Field Calibration?

At the last competition my team went to, the autonomous program didn’t go quite as planned. It was working perfectly and consistently at my own field at home, but completely failed in the actual competition. The degrees, parameters, and encoders were completely messed up. It couldn’t even high hang! I saw that several other teams also faced the issue with the different field, causing their autonomous programs to gain less than 10% of their normal point score. Our fields are exactly the same, so there shouldn’t have been an issue. After the competition, my team and I came to the conclusion that the competition board might have been more used, worn out, possibly making it more slippery. But not all boards are the same. So, we don’t know how much the margin of error will be on any given board.

I am wondering if one solution for this (I’m not sure if it exists) is something I heard about a while back. Essentially, we have the robot run a sequence of events on any given field, which allows the robot to calibrate itself with the field. It adjusts parameters and speed if necessary, such that the program still works properly. I don’t know how to program this field calibration (if it really works). Could anyone please adivse?
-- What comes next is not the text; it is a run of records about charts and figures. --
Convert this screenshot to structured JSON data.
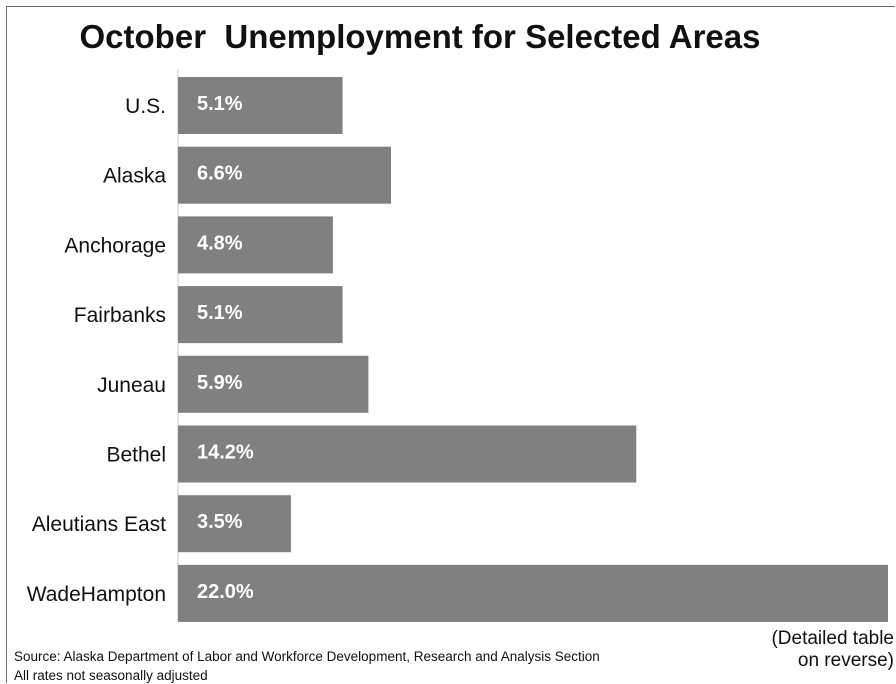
{
  "chart_data": {
    "type": "bar",
    "orientation": "horizontal",
    "title": "October  Unemployment for Selected Areas",
    "categories": [
      "U.S.",
      "Alaska",
      "Anchorage",
      "Fairbanks",
      "Juneau",
      "Bethel",
      "Aleutians East",
      "WadeHampton"
    ],
    "values": [
      5.1,
      6.6,
      4.8,
      5.1,
      5.9,
      14.2,
      3.5,
      22.0
    ],
    "value_labels": [
      "5.1%",
      "6.6%",
      "4.8%",
      "5.1%",
      "5.9%",
      "14.2%",
      "3.5%",
      "22.0%"
    ],
    "xlim": [
      0,
      22.0
    ],
    "grid": false,
    "colors": {
      "bar": "#808080",
      "bar_label": "#ffffff"
    }
  },
  "footer": {
    "source": "Source: Alaska Department of Labor and Workforce Development, Research and Analysis Section",
    "note": "All rates not seasonally adjusted",
    "detail_line1": "(Detailed table",
    "detail_line2": "on reverse)"
  }
}
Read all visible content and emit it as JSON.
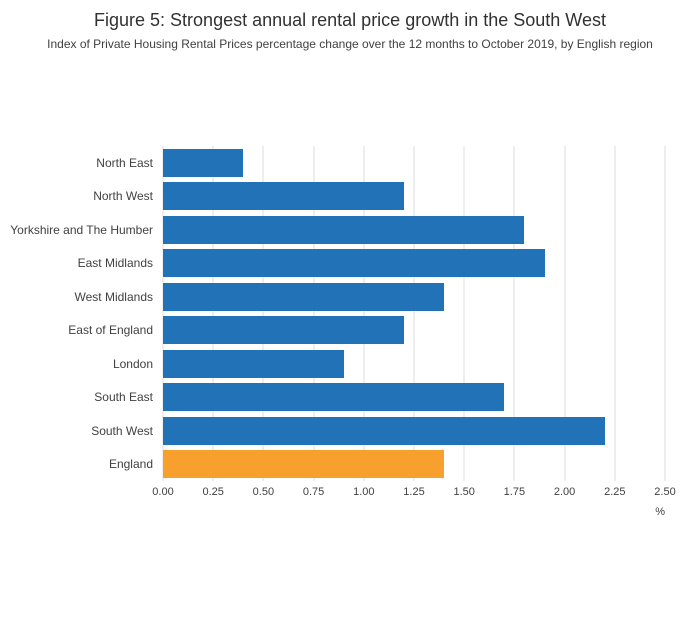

if everybody was having that problem and it was working fine before the match then it was probably the matches fault

I know, but we can’t really control whether or not the competition board will be accurate. That’s why I’m wondering if there is a way to get the program to work even if the board has issues.

I don’t think that there is a way to fix that

Oh ok. Thanks anyway.

I do not believe there is any such field calibration program that will make your robot’s autonomous work all the time. And even if there were, it would probably require a lot of sensors and a pretty advanced level of programming. What you can do is improve your the movement of your robot - use things like PID to improve the consistency of turns and linear movements. Stay far away from using delays to time your movements. Make your movement as smooth and controlled as possible so that you can reduce the effects of external factors on your autonomous.